Then the error of the 64-bit computation compared to the non-rolling computation is on the order of 1e-5 which is about 4 digits agreement. I suspect it will be hard to improve significantly on this while retaining a moving window method of computation that accumulates precision error.

jkadbear commented 2 years ago

@adament In order to test the idea of using float64 intermediate values, I need a unit test that demonstrates the problem. Does anyone have one? It may take me a while to get around to testing this so anyone is welcome to give it a try.

Is the idea of "using float64 intermediate values" still in the TODO list? I have tested this idea and it actually improves the precision problem when using float32. And it only requires few lines of code modification. For example:

https://github.com/pydata/bottleneck/blob/b8f4c52dd5a4cf26a58c9906bc823b8838ee5bac/bottleneck/src/move_template.c#L159

Just change it to npy_float64 asum, ai, aold, count_inv;.

rdbisme commented 2 years ago

@adament In order to test the idea of using float64 intermediate values, I need a unit test that demonstrates the problem. Does anyone have one? It may take me a while to get around to testing this so anyone is welcome to give it a try.

Is the idea of "using float64 intermediate values" still in the TODO list?
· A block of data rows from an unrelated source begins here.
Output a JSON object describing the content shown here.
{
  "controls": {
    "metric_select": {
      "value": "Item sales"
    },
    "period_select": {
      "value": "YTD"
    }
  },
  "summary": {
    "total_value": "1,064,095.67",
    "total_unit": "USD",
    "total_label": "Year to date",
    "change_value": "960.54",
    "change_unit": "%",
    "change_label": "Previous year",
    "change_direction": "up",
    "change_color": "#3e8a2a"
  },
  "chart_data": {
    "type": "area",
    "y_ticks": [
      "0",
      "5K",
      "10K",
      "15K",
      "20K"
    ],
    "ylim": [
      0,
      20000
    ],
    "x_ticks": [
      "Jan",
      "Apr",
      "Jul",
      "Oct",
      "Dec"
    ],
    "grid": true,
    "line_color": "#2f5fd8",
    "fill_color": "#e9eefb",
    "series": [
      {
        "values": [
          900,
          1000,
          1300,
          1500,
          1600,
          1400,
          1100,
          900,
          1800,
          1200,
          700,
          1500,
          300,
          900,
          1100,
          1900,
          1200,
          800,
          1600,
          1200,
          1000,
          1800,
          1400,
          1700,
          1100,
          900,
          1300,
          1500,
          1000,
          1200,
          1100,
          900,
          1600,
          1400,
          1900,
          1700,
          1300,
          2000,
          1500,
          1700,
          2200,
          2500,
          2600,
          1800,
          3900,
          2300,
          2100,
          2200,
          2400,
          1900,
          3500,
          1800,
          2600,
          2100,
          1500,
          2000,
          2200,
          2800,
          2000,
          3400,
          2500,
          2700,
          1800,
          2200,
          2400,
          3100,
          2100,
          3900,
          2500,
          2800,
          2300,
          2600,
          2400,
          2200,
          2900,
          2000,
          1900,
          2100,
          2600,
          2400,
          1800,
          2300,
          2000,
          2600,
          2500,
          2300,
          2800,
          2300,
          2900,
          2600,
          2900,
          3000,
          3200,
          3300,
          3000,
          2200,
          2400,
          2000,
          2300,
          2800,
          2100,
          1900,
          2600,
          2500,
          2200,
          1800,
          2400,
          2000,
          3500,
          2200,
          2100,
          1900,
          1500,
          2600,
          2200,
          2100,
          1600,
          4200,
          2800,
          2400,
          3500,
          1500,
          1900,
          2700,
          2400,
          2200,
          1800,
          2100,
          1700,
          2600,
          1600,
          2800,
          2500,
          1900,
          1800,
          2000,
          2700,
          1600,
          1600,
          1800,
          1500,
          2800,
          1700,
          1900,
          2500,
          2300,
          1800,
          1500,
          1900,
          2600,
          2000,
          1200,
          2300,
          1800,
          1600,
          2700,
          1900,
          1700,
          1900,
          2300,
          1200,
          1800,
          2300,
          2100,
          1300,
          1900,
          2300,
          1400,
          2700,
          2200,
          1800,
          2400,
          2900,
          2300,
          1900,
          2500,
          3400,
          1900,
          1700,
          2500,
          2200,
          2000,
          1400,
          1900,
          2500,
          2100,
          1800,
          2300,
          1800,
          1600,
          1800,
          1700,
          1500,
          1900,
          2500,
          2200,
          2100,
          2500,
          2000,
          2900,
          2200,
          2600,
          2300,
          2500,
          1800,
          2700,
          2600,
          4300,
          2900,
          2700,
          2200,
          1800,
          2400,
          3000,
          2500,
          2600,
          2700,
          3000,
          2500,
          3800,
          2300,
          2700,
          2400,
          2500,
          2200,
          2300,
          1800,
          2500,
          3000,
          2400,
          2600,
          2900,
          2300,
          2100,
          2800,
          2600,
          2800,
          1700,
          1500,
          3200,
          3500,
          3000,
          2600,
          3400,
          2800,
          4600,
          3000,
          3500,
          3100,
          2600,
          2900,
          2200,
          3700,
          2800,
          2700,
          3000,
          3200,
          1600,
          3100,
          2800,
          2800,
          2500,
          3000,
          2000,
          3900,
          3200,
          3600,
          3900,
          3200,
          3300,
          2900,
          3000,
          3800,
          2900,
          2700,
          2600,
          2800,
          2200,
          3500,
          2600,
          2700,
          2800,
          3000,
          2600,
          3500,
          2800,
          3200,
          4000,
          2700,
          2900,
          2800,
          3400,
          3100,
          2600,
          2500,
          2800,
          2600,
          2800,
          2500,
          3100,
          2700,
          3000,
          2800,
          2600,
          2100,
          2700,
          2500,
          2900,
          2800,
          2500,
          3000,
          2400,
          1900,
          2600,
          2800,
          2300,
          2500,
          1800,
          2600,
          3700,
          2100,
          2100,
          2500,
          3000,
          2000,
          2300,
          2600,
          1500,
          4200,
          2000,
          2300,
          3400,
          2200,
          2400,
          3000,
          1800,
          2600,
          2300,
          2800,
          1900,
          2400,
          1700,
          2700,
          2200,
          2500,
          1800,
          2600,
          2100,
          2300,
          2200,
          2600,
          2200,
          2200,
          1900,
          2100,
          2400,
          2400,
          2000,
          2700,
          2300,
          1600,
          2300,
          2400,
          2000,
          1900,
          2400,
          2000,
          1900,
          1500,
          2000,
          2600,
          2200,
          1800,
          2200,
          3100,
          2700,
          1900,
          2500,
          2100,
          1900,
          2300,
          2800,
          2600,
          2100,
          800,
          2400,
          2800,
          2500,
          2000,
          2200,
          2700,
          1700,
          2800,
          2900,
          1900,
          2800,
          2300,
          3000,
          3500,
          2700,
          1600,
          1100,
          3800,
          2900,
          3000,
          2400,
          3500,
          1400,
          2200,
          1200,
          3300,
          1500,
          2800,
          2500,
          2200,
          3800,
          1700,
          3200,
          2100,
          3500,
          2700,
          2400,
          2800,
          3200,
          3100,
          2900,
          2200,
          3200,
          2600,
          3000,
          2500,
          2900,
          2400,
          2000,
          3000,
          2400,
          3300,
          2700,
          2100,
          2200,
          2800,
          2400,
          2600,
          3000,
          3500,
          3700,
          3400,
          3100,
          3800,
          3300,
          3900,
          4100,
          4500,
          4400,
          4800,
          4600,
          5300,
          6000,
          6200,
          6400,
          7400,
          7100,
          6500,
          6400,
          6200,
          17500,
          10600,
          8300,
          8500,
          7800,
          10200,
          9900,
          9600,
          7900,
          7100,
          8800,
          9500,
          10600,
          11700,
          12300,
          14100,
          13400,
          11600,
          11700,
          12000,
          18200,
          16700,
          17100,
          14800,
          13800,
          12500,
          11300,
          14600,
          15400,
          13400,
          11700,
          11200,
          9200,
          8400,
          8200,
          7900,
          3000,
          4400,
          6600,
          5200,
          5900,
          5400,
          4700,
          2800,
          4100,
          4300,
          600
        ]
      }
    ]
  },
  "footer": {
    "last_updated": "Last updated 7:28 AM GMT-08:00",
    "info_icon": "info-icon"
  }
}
I have tested this idea and it actually improves the precision problem when using float32. And it only requires few lines of code modification. For example:

https://github.com/pydata/bottleneck/blob/b8f4c52dd5a4cf26a58c9906bc823b8838ee5bac/bottleneck/src/move_template.c#L159

Just change it to npy_float64 asum, ai, aold, count_inv;.

Hello @jkadbear, more information on the current state of the project can be found in the latest messages here: #388. TL,DR: the state of the master branch was partially incomplete, therefore we reverted to what it was at the latest release and applied some bugfixes, especially for build, in order to allow the package to be installable again with new versions of Python. The previous state is in develop branch.

PR accepted for this feature :)

jkadbear commented 2 years ago

PR is made. https://github.com/pydata/bottleneck/pull/407.